Monday, March 30, 2026

Hackers Offer 1.5 Million Binance Login Records; Exchange Says Malware, Not Platform Breach

Photorealistic close-up of a laptop displaying the Binance logo with a red alert shield against a soft-focused newsroom backdrop

Hackers Offer 1.5 Million Binance Login Records; Exchange Says Malware, Not Platform Breach

A fresh cybersecurity alert has raised new concerns around Binance user security after VECERT reported on March 28, 2026 that a threat actor using the alias PexRat was offering a database of roughly 1.5 million Binance account login records for sale. The alleged dataset appears broad enough to support targeted fraud campaigns rather than simple opportunistic spam.

According to the report, the records allegedly include names, email addresses, phone numbers, KYC status, last-login IP addresses, device user agents and information on whether users had two-factor authentication enabled. That combination of identity, device and security data significantly increases the risk of account-takeover attempts through phishing, SIM-swap attacks and other forms of social engineering.

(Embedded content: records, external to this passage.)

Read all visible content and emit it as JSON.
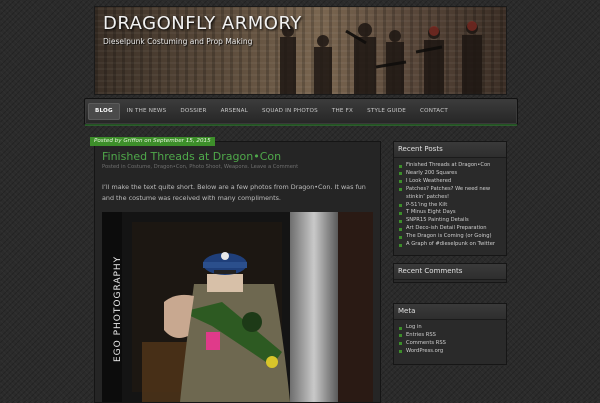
{
  "site": {
    "title": "DRAGONFLY ARMORY",
    "description": "Dieselpunk Costuming and Prop Making"
  },
  "nav": {
    "items": [
      {
        "label": "BLOG",
        "active": true
      },
      {
        "label": "IN THE NEWS",
        "active": false
      },
      {
        "label": "DOSSIER",
        "active": false
      },
      {
        "label": "ARSENAL",
        "active": false
      },
      {
        "label": "SQUAD IN PHOTOS",
        "active": false
      },
      {
        "label": "THE FX",
        "active": false
      },
      {
        "label": "STYLE GUIDE",
        "active": false
      },
      {
        "label": "CONTACT",
        "active": false
      }
    ]
  },
  "post": {
    "meta": "Posted by Griffon on September 15, 2015",
    "title": "Finished Threads at Dragon•Con",
    "categories": "Posted in Costume, Dragon•Con, Photo Shoot, Weapons. Leave a Comment",
    "body": "I’ll make the text quite short. Below are a few photos from Dragon•Con. It was fun and the costume was received with many compliments.",
    "photo_watermark": "EGO PHOTOGRAPHY"
  },
  "sidebar": {
    "recent_posts": {
      "title": "Recent Posts",
      "items": [
        "Finished Threads at Dragon•Con",
        "Nearly 200 Squares",
        "I Look Weathered",
        "Patches? Patches? We need new stinkin’ patches!",
        "P-51’ing the Kilt",
        "T Minus Eight Days",
        "SNPR15 Painting Details",
        "Art Deco-ish Detail Preparation",
        "The Dragon is Coming (or Going)",
        "A Graph of #dieselpunk on Twitter"
      ]
    },
    "recent_comments": {
      "title": "Recent Comments"
    },
    "meta": {
      "title": "Meta",
      "items": [
        "Log in",
        "Entries RSS",
        "Comments RSS",
        "WordPress.org"
      ]
    }
  },
  "colors": {
    "accent_green": "#3d8f2a",
    "title_green": "#4fa84a",
    "background": "#2b2b2b"
  }
}
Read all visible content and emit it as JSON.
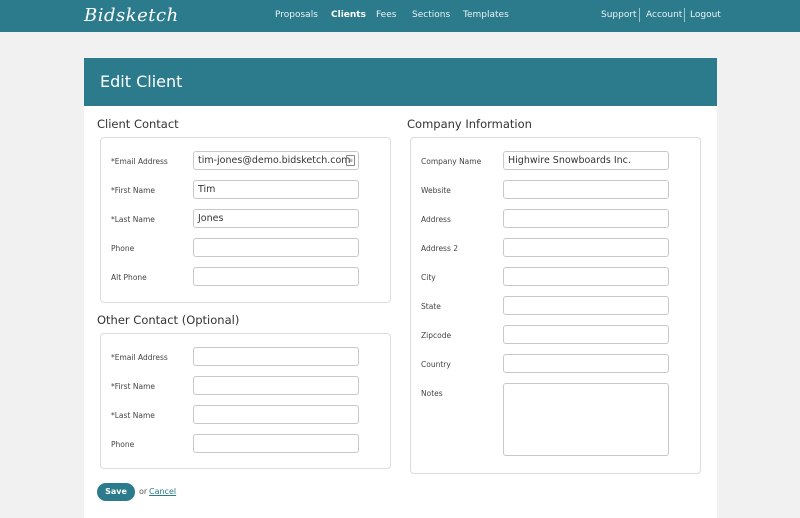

Binance says the issue points to compromised user devices, not a platform breach

Binance pushed back quickly on the implication of an internal systems failure. Chief Security Officer Jimmy Su said the company found no indication that Binance’s core systems had been compromised, and instead linked the exposed credentials to InfoStealer-style malware operating on infected user devices. The exchange also said it had started notifying affected users, forcing password resets and revoking active sessions as part of its immediate containment response.

The broader reporting describes two possible collection patterns behind the leaked data. One line of analysis suggests the sale listing may be tied to scraping or credential-stuffing activity that exploited an alleged captcha-bypass in a login interface or API, while Binance’s own explanation points to malware harvesting credentials directly from end-user environments. Taken together, the reports suggest the event may reflect a layered threat environment rather than a single, easily defined source.

The leaked fields could make attacks more precise and more dangerous

The details reportedly included in the dataset would give attackers a much clearer playbook for deciding whom to target and how. Phone numbers and KYC status can help prioritize higher-value accounts, while last-login IP addresses and device user agents can be used to create more convincing fake security alerts or mimic familiar-device behavior. The inclusion of two-factor authentication flags is especially sensitive because it tells an attacker whether to focus on SMS interception, email compromise or other bypass methods.

This is not the first time Binance-linked credentials have appeared in a larger cybercrime context. In January 2026, around 420,000 Binance-related credentials were identified within a much larger dataset of roughly 149 million records tied to InfoStealer malware. That earlier disclosure, combined with the latest sale listing, reinforces a pattern in which user-side infections appear to be a recurring source of sensitive account exposure.

The immediate risk is targeted fraud, not just data leakage

What makes this event particularly serious is the operational value of the alleged records. Attackers with access to real names, login metadata and security-method information can run more credible phishing campaigns, target SMS-protected users for SIM swaps and test reused passwords across other services. They can also use KYC indicators to manipulate support teams or design more tailored identity-fraud attempts.

This kind of user-side credential exposure can still create platform-wide fraud pressure even without any breach of the exchange’s internal systems. Binance’s forced resets and session revocations are logical first steps, but the repeated appearance of Binance-linked records in malware-related leaks suggests that stronger endpoint hygiene, tighter session-anomaly controls and heavier nudges toward non-SMS two-factor authentication will remain necessary.